Camps sagte, die höheren Preise hätten dazu beigetragen, die deutlich gestiegenen Produktionskosten auszugleichen.
„Die Produktionskosten sind bei Pflanzenschutzmitteln, Düngemitteln und Arbeitnehmerentgelten um 50 Prozent gestiegen“, sagte er. „Angesichts der geringeren Ernte liegt der Preis für die Herstellung eines Kilogramms Olivenöl bei etwa 6 Euro.“
Sobald sich die Ernten wieder auf ein normales Niveau einpendeln, rechnet er damit, dass sich die Preise ab Erzeuger auf etwa 6 oder 7 Euro pro Kilogramm einpendeln werden, was seiner Meinung nach sowohl für Verbraucher als auch für Erzeuger von Vorteil ist.
Laut Infaoliva liegen die Preise für natives Olivenöl extra am Ursprungsort derzeit bei 7,140 € pro Kilogramm, nach einem Rekordhoch von 8,988 € pro Kilogramm Mitte Januar.
Zwar führten die hohen Preise am Ursprungsort zu einer Veränderung des Verbraucherverhaltens, doch Camps sagte, sie seien eine willkommene Abwechslung zu den Tiefstständen, die während des gesamten Erntejahres 2019/20 verzeichnet wurden.

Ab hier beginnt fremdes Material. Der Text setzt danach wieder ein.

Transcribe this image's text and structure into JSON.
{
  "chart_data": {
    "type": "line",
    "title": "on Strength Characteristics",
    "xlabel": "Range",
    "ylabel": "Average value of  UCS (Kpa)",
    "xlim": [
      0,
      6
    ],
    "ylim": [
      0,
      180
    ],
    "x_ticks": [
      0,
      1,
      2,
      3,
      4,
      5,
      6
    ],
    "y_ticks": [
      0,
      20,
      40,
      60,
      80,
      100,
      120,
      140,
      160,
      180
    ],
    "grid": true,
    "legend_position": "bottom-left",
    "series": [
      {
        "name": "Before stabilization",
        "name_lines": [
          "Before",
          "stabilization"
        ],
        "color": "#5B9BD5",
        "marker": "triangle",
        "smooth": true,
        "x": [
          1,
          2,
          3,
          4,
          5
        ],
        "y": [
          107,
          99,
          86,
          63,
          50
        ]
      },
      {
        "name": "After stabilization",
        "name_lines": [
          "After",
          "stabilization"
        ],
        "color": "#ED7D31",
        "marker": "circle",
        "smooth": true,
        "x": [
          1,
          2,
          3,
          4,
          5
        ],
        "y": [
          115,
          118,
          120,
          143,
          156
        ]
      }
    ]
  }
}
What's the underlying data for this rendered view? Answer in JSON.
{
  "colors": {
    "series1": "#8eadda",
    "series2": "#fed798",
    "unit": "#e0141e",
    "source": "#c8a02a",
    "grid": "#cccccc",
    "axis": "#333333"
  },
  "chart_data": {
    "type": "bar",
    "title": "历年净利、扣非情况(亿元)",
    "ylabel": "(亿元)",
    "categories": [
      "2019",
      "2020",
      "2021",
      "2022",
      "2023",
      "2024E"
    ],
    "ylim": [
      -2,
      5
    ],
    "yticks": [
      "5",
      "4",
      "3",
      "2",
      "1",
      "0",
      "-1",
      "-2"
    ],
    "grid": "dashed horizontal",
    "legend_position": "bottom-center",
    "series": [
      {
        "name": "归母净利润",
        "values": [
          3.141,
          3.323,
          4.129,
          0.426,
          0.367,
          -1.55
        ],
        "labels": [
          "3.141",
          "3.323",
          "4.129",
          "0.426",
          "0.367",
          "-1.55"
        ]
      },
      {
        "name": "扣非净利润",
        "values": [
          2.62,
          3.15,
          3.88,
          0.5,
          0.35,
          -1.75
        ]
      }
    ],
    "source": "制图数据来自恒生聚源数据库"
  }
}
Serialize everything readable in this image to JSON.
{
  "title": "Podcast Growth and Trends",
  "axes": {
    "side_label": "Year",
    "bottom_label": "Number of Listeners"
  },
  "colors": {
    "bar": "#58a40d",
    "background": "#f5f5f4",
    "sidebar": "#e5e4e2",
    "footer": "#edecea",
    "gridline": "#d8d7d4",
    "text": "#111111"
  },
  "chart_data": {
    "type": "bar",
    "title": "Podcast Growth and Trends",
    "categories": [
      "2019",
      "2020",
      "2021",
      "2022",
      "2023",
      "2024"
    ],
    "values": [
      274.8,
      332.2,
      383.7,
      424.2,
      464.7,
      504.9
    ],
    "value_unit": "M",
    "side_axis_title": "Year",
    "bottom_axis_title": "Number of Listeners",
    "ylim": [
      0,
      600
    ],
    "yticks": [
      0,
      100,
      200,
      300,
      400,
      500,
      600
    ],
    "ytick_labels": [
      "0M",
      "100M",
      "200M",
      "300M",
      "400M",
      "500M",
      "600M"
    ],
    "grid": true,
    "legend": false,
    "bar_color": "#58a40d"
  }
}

Damals lagen die Preise bei etwa 2 € pro Kilogramm, und viele Landwirte und Mühlenbetreiber konnten ihre Produktionskosten nicht decken.

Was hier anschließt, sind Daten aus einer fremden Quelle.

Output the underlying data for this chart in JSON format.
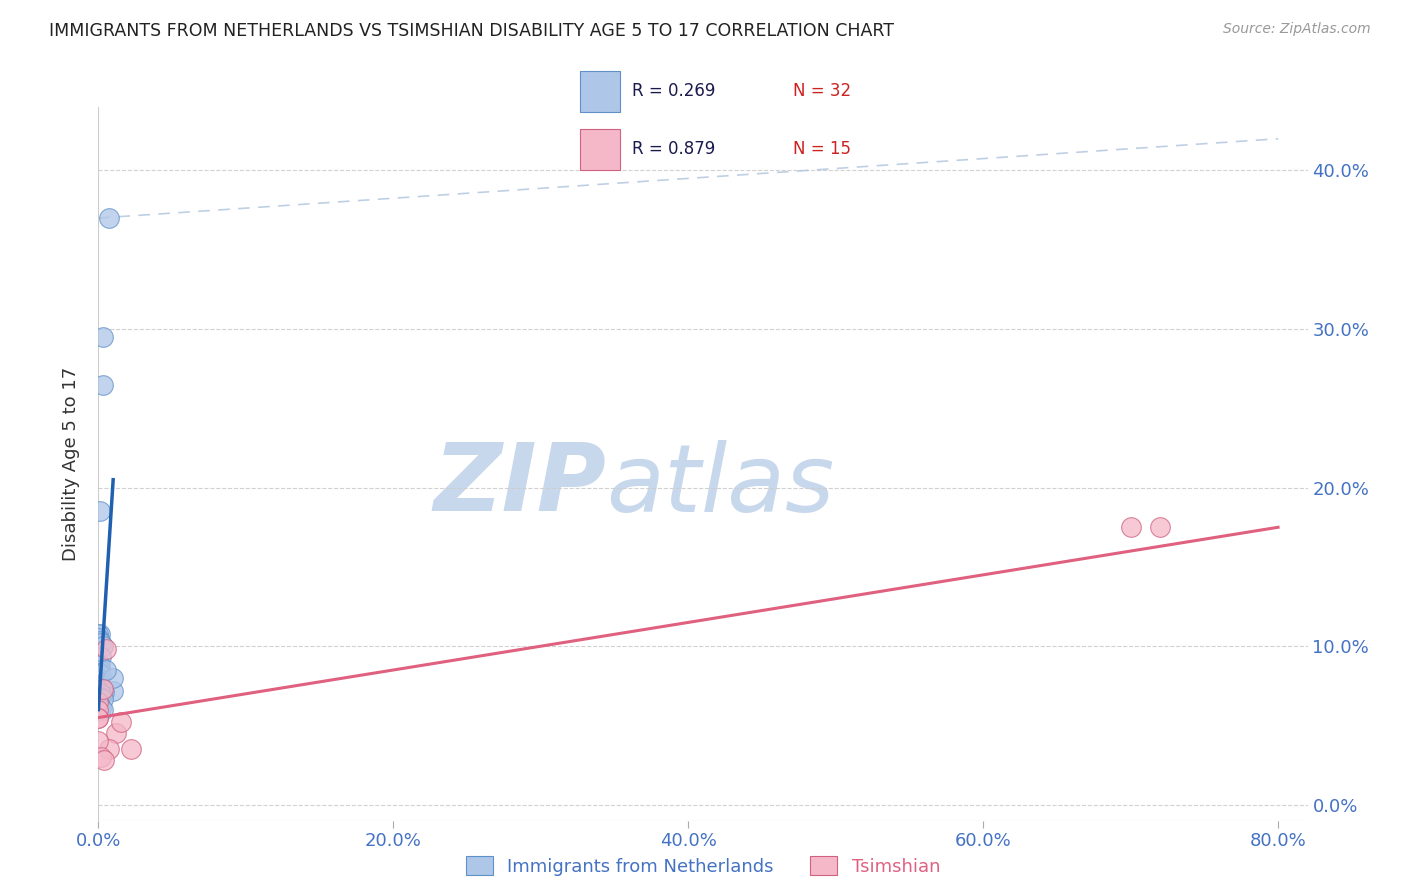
{
  "title": "IMMIGRANTS FROM NETHERLANDS VS TSIMSHIAN DISABILITY AGE 5 TO 17 CORRELATION CHART",
  "source": "Source: ZipAtlas.com",
  "ylabel_label": "Disability Age 5 to 17",
  "legend_label1": "Immigrants from Netherlands",
  "legend_label2": "Tsimshian",
  "legend_r1": "R = 0.269",
  "legend_n1": "N = 32",
  "legend_r2": "R = 0.879",
  "legend_n2": "N = 15",
  "blue_scatter_x": [
    0.007,
    0.003,
    0.003,
    0.001,
    0.001,
    0.0,
    0.0,
    0.001,
    0.002,
    0.003,
    0.002,
    0.001,
    0.001,
    0.001,
    0.002,
    0.0,
    0.0,
    0.001,
    0.002,
    0.003,
    0.01,
    0.004,
    0.002,
    0.001,
    0.003,
    0.0,
    0.0,
    0.001,
    0.002,
    0.003,
    0.01,
    0.005
  ],
  "blue_scatter_y": [
    0.37,
    0.295,
    0.265,
    0.185,
    0.108,
    0.108,
    0.105,
    0.103,
    0.102,
    0.1,
    0.093,
    0.088,
    0.085,
    0.083,
    0.082,
    0.08,
    0.078,
    0.076,
    0.074,
    0.073,
    0.072,
    0.071,
    0.07,
    0.068,
    0.067,
    0.065,
    0.063,
    0.062,
    0.061,
    0.06,
    0.08,
    0.085
  ],
  "pink_scatter_x": [
    0.0,
    0.005,
    0.012,
    0.015,
    0.022,
    0.0,
    0.003,
    0.007,
    0.0,
    0.0,
    0.7,
    0.72,
    0.0,
    0.002,
    0.004
  ],
  "pink_scatter_y": [
    0.065,
    0.098,
    0.045,
    0.052,
    0.035,
    0.06,
    0.073,
    0.035,
    0.04,
    0.055,
    0.175,
    0.175,
    0.055,
    0.03,
    0.028
  ],
  "blue_line_x": [
    0.0,
    0.01
  ],
  "blue_line_y": [
    0.06,
    0.205
  ],
  "pink_line_x": [
    0.0,
    0.8
  ],
  "pink_line_y": [
    0.055,
    0.175
  ],
  "diag_line_x": [
    0.0,
    0.8
  ],
  "diag_line_y": [
    0.37,
    0.42
  ],
  "xlim": [
    0.0,
    0.82
  ],
  "ylim": [
    -0.01,
    0.44
  ],
  "blue_color": "#aec6e8",
  "blue_edge_color": "#6090c8",
  "blue_line_color": "#2060b0",
  "pink_color": "#f4b8c8",
  "pink_edge_color": "#d06080",
  "pink_line_color": "#e06080",
  "axis_label_color": "#4472c4",
  "title_color": "#222222",
  "watermark_zip_color": "#c8d8ec",
  "watermark_atlas_color": "#c8d8ec",
  "background_color": "#ffffff",
  "grid_color": "#cccccc"
}
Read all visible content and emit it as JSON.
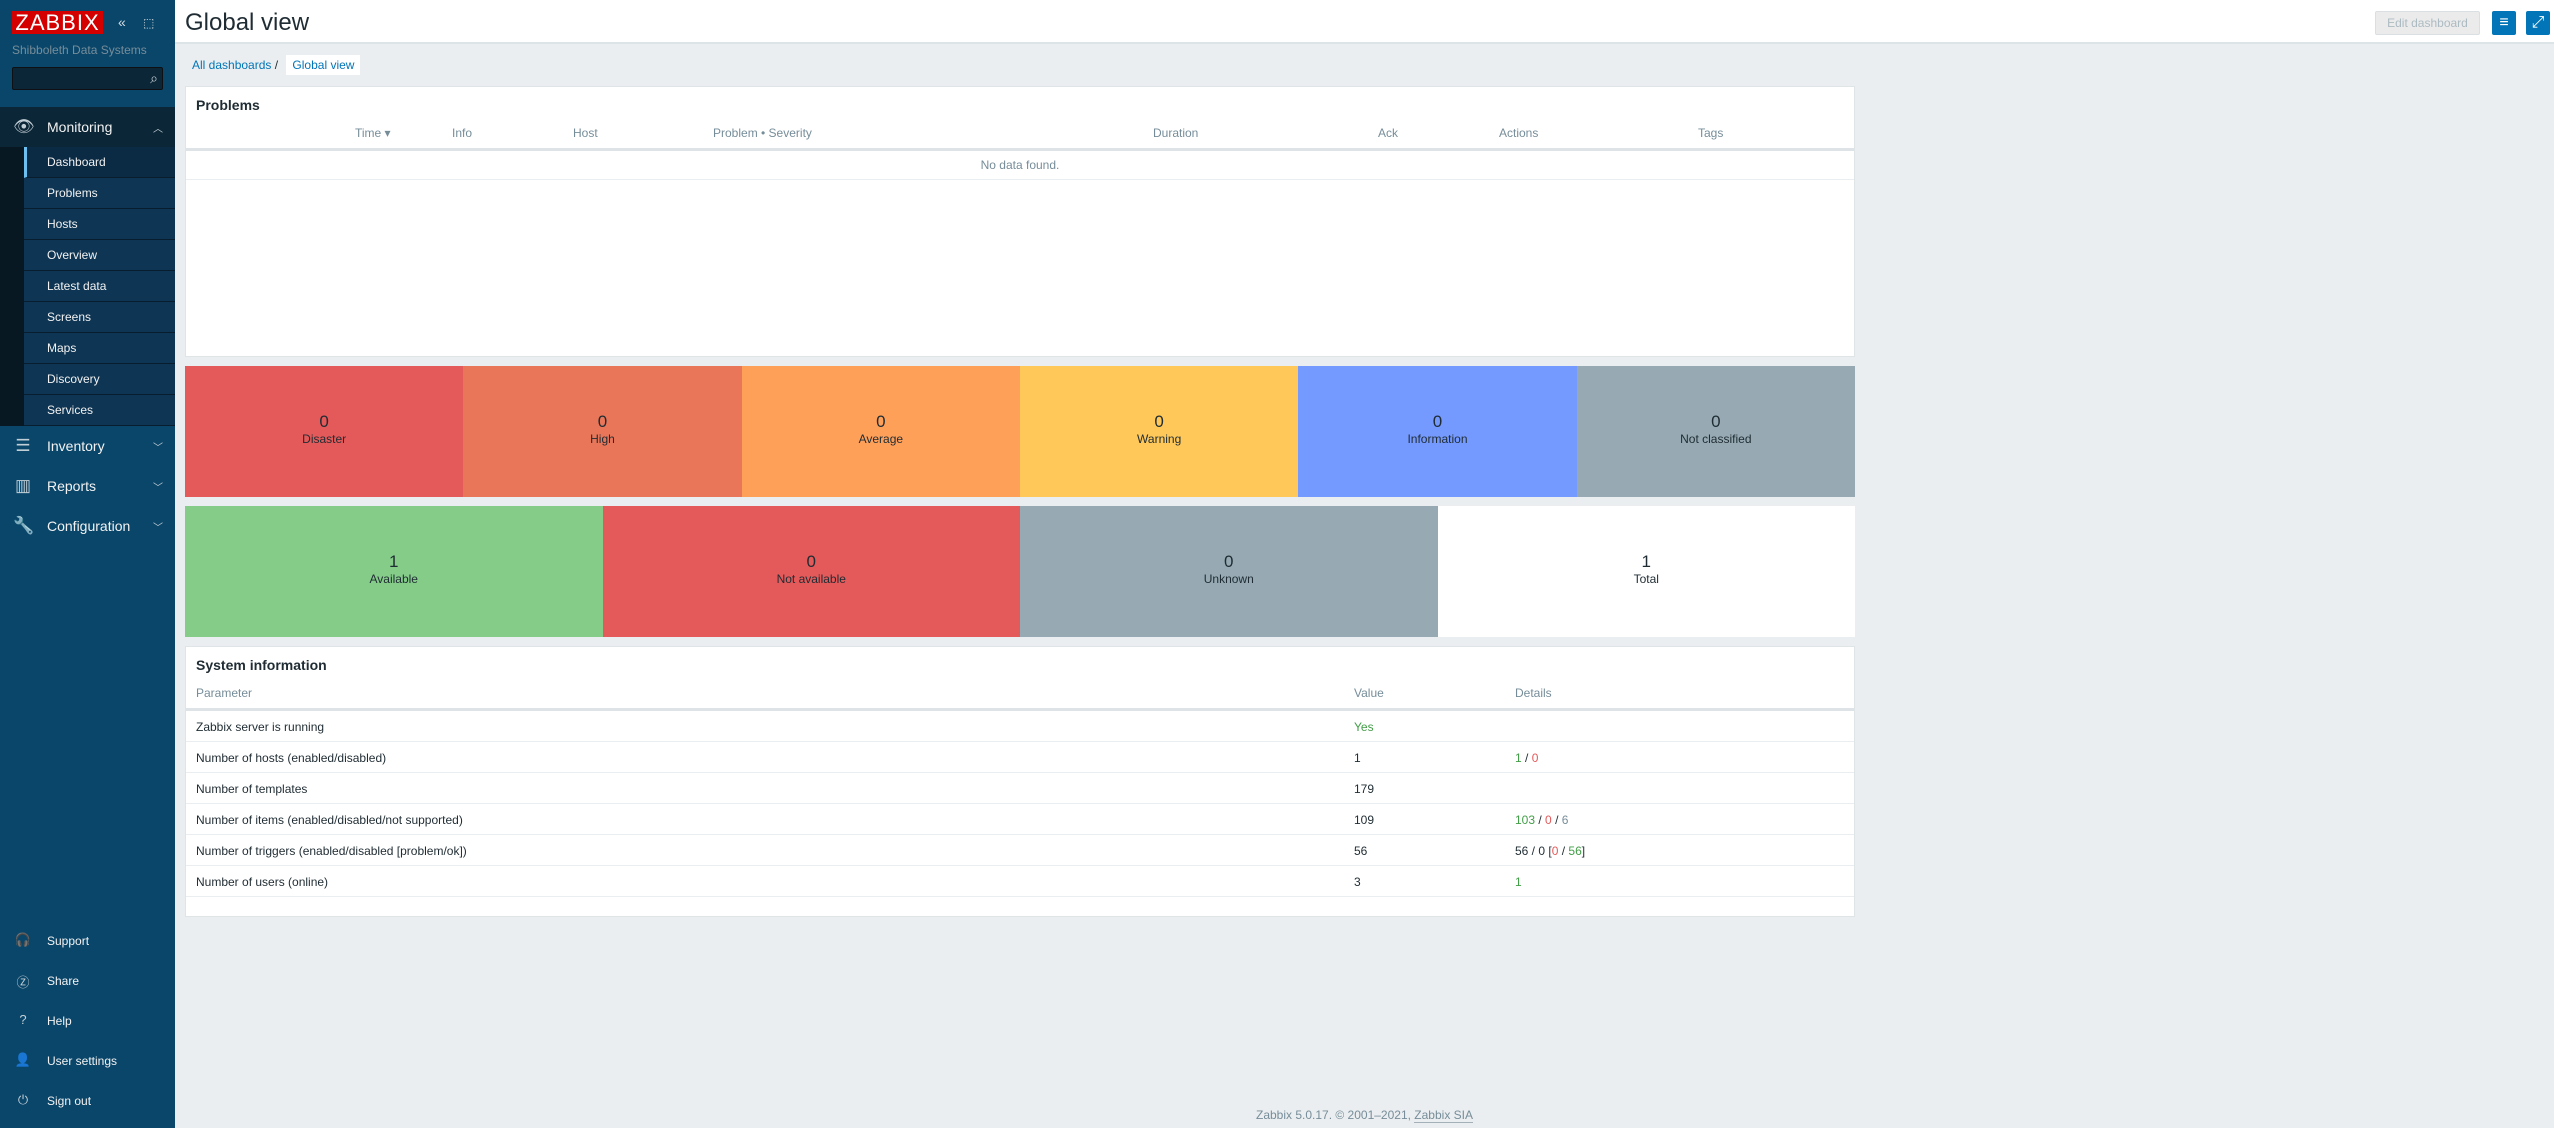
{
  "sidebar": {
    "logo": "ZABBIX",
    "subtitle": "Shibboleth Data Systems",
    "search_placeholder": "",
    "monitoring": {
      "label": "Monitoring",
      "items": [
        "Dashboard",
        "Problems",
        "Hosts",
        "Overview",
        "Latest data",
        "Screens",
        "Maps",
        "Discovery",
        "Services"
      ],
      "active": "Dashboard"
    },
    "inventory": "Inventory",
    "reports": "Reports",
    "configuration": "Configuration",
    "bottom": [
      "Support",
      "Share",
      "Help",
      "User settings",
      "Sign out"
    ]
  },
  "header": {
    "title": "Global view",
    "edit_label": "Edit dashboard"
  },
  "breadcrumb": {
    "root": "All dashboards",
    "sep": "/",
    "current": "Global view"
  },
  "problems": {
    "title": "Problems",
    "columns": [
      "Time ▾",
      "Info",
      "Host",
      "Problem • Severity",
      "Duration",
      "Ack",
      "Actions",
      "Tags"
    ],
    "empty": "No data found."
  },
  "severity": [
    {
      "count": "0",
      "label": "Disaster",
      "color": "#e45959"
    },
    {
      "count": "0",
      "label": "High",
      "color": "#e97659"
    },
    {
      "count": "0",
      "label": "Average",
      "color": "#ffa059"
    },
    {
      "count": "0",
      "label": "Warning",
      "color": "#ffc859"
    },
    {
      "count": "0",
      "label": "Information",
      "color": "#7499ff"
    },
    {
      "count": "0",
      "label": "Not classified",
      "color": "#97aab3"
    }
  ],
  "availability": [
    {
      "count": "1",
      "label": "Available",
      "color": "#86cc89"
    },
    {
      "count": "0",
      "label": "Not available",
      "color": "#e45959"
    },
    {
      "count": "0",
      "label": "Unknown",
      "color": "#97aab3"
    },
    {
      "count": "1",
      "label": "Total",
      "color": "#ffffff"
    }
  ],
  "sysinfo": {
    "title": "System information",
    "columns": [
      "Parameter",
      "Value",
      "Details"
    ],
    "rows": [
      {
        "param": "Zabbix server is running",
        "value": "Yes",
        "d": []
      },
      {
        "param": "Number of hosts (enabled/disabled)",
        "value": "1",
        "d": [
          "1",
          " / ",
          "0"
        ]
      },
      {
        "param": "Number of templates",
        "value": "179",
        "d": []
      },
      {
        "param": "Number of items (enabled/disabled/not supported)",
        "value": "109",
        "d": [
          "103",
          " / ",
          "0",
          " / ",
          "6"
        ]
      },
      {
        "param": "Number of triggers (enabled/disabled [problem/ok])",
        "value": "56",
        "d": [
          "56 / 0 [",
          "0",
          " / ",
          "56",
          "]"
        ]
      },
      {
        "param": "Number of users (online)",
        "value": "3",
        "d": [
          "1"
        ]
      }
    ]
  },
  "footer": {
    "text": "Zabbix 5.0.17. © 2001–2021, ",
    "link": "Zabbix SIA"
  }
}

Trotz der Herausforderungen durch höhere Kosten und den Klimawandel bleibt Camps optimistisch, was die Entwicklung der Branche angeht.
„Die Preise haben sich im vergangenen Jahr fast verdoppelt, aber die Nachfrage ist sehr gut geblieben“, sagte er. Während der Verbrauch in Spanien aufgrund der geringeren Verfügbarkeit deutlich zurückgegangen ist, kaufen die Verbraucher fast das gesamte verfügbare Olivenöl.
„Mit jedem Jahr messen die Verbraucher dem Olivenöl mehr Wert bei und kaufen trotz der höheren Preise weiterhin hochwertiges natives Olivenöl extra“, schloss Camps.